Canada's International Obligations as the Required Human Rights Framework Conflicts can be managed with existing constitutional structures and doctrines: Substantial interference test can screen out infringements that do not go to purposes of rights. Charter section 1 reasonable limits (pressing and substantial purpose; rational connection; minimal impairment; proportionality of benefits and deleterious effects): Purposes likely to be recognized, though some exclusions questionable. Jurisprudence provides deference to policy judgment with respect to need for impairment of rights.
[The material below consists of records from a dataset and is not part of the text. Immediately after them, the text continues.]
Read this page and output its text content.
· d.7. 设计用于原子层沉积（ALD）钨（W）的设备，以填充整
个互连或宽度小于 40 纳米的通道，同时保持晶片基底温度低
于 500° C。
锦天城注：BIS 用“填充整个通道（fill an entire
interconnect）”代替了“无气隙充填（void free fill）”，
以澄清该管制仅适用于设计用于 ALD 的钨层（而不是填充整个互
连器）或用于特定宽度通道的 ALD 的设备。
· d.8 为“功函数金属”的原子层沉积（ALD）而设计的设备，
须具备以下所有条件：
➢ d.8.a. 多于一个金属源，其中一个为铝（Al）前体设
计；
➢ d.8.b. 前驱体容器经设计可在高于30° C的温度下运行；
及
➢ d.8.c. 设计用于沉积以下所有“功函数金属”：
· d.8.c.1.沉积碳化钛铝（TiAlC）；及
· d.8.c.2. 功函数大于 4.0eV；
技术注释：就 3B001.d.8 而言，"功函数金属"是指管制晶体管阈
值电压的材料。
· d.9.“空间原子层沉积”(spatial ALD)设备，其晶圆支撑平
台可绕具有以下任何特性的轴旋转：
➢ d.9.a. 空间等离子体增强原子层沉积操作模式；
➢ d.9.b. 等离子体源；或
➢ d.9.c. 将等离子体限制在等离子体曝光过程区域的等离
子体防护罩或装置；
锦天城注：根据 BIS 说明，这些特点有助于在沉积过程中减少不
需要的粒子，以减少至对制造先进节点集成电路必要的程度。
Canada's International Obligations as the Required Human Rights Framework Net effect may simply be: Eliminating complete exclusions that serve no compelling purpose. Requiring greater efforts by governments to negotiate wage freezes or mid- term changes to collective agreements in order to meet minimal impairment requirements. Healthy debate about relative value of freedom of association and expression of workers versus public interest in industrial peace... with likely outcome that contours of current Wagner model restrictions left substantially unchanged.
Concluding observations Unfamiliarity of international law can and should be overcome. Will it be? Why hasn't it been? Answers may lie in: attempt to turn first to Canadian legal principles for the core of the right to bargain collectively, combined with attempt to deal with right to bargain collectively separately from right to strike; and possibly the unpreparedness of Supreme Court to acknowledge the role of a qualified right to strike in making collective bargaining a meaningful process.